"It might sound scary to some but, if companies approach this the right way, it is not a scary thing at all. It's about providing the right information far more quickly to help CEOs make key decisions; it's about revealing the unknown about the unknown."
He says it is possible these futuristic business tools will replace a proportion of an executive's job: "We will have to see how that plays out."
Facciano says the driver behind the shift in decision-making is the sheer amount of business data now available.
"The International Data Corporation (IDC) estimates the amount of global data doubles every two years and will reach 40 trillion gigabytes by 2020. New Zealand companies only have access to a tiny fraction of that data, but it is more than enough to transform their decision-making."
Facciano says New Zealand companies are "behind the curve" when it comes to making data-led decisions but this is about to change; Kiwi businesses will need to adapt or risk being left behind by data-led market leaders reaching our shores.
Internationally many companies are hiring staff called data scientists. An opinion published in the New York-based MIT Technology Review, a magazine published by the Massachusetts Institute of Technology, says data science is the "sexiest job" of the 21st century because of the power of making decisions.
"These highly trained people will create databases, build the models and reveal the trends," the article says. "Their influence is growing as the speed and volume of transactions required in business is too much for human decision-makers alone.

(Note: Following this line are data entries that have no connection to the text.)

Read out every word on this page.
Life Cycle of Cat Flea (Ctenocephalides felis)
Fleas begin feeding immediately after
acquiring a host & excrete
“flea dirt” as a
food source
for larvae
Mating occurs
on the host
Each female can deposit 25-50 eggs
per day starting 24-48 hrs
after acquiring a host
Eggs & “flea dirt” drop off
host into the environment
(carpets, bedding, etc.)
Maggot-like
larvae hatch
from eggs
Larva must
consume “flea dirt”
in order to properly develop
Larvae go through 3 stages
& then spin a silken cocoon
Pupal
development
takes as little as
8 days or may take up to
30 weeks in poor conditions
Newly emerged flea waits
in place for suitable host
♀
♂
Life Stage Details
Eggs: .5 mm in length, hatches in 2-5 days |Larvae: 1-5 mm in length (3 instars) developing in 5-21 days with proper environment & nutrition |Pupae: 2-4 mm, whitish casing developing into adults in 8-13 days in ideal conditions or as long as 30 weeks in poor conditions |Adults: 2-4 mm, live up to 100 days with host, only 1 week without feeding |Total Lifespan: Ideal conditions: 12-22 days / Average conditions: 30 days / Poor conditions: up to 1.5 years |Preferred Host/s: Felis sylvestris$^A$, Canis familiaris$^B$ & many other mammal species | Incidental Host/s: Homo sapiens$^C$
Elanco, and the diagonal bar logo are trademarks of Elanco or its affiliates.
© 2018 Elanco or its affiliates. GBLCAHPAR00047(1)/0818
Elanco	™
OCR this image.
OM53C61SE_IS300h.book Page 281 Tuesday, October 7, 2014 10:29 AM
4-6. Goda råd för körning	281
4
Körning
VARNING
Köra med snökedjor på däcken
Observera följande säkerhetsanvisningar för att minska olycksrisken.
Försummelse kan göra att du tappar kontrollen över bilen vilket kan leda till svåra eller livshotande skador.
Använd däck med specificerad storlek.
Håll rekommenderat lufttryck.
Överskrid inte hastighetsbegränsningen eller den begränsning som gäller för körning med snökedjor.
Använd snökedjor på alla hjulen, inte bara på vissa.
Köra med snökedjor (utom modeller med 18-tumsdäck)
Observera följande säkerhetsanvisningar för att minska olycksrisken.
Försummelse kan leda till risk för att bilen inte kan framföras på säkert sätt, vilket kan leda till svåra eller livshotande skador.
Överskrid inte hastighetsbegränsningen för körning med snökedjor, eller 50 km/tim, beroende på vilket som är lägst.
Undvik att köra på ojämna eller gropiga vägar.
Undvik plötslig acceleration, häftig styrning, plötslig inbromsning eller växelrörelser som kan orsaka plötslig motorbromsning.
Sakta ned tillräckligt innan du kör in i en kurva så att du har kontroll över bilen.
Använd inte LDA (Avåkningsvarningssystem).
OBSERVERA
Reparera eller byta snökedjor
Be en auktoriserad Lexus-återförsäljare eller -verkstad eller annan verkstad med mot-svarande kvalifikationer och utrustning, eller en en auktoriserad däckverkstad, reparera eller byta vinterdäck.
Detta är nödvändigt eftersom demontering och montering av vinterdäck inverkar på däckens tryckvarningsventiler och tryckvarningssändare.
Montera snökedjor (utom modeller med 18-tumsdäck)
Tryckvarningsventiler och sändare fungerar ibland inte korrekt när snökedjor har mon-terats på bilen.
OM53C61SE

"Smart companies," it says, "will have teams constantly probing the world trying to learn its shifting rules and deciding on strategies to adopt."
Datafloq, a data provider based at The Hague in The Netherlands, says the more data a company collects and analyses, the more information it has to go on when making major decisions.
"Companies are no longer flying blind or having to guesstimate," it says. "They have exact measurements for parameters that once couldn't be measured at all."
Facciano says one of the challenges for CEOs is to trust the findings automated data gives them: "This trust is hard to develop and takes time, so the change we will see by 2020 isn't just about data - it will also be a psychological shift.
"The best data analysis in the world will be useless if a CEO ignores it because they don't feel they can trust the findings- but in the long run it is far more reliable than making choices from the gut."
Facciano says artificial intelligence tools are necessary to overcome problems of the sheer scale of data: "The amount of data might be doubling every two years but our capacity to understand it isn't. This is a huge challenge and will be the driving factor behind the growth of more advanced artificial intelligence capability."
He says companies have operated over many decades with people making gut decisions, right or wrong: "Now the tolerance for that is reducing. The 'legacy' approach to decision support isn't working for the 21st century business, especially as the number, size and complexity of decisions business leaders have to make will increase."
Facciano says data-led decisions will not replace the human element. It simply creates more speed and reliability in information gathering so CEOs can make good decisions.
"Analytics is a powerful weapon; it must be pointed at the right target.
"The role of the gut helps form the direction the analytics practitioners will take - so it is intuition and data working together. We say intuition forms the hypothesis, analytics provides the evidence."
He says New Zealand companies fall into three categories. One group don't recognise the value at all; another is aware of the value but have yet to invest while a third group recognise the value and are actively investing.
PwC works with many companies to source and advise on data, says Facciano: "We start by identifying the theme of the analysis, mapping out the process behind it, identifying key moments of truth and then identifying key drivers that influence those moments.
Only at this point do we consider the data we may need, a process we call 'human centred analytics'."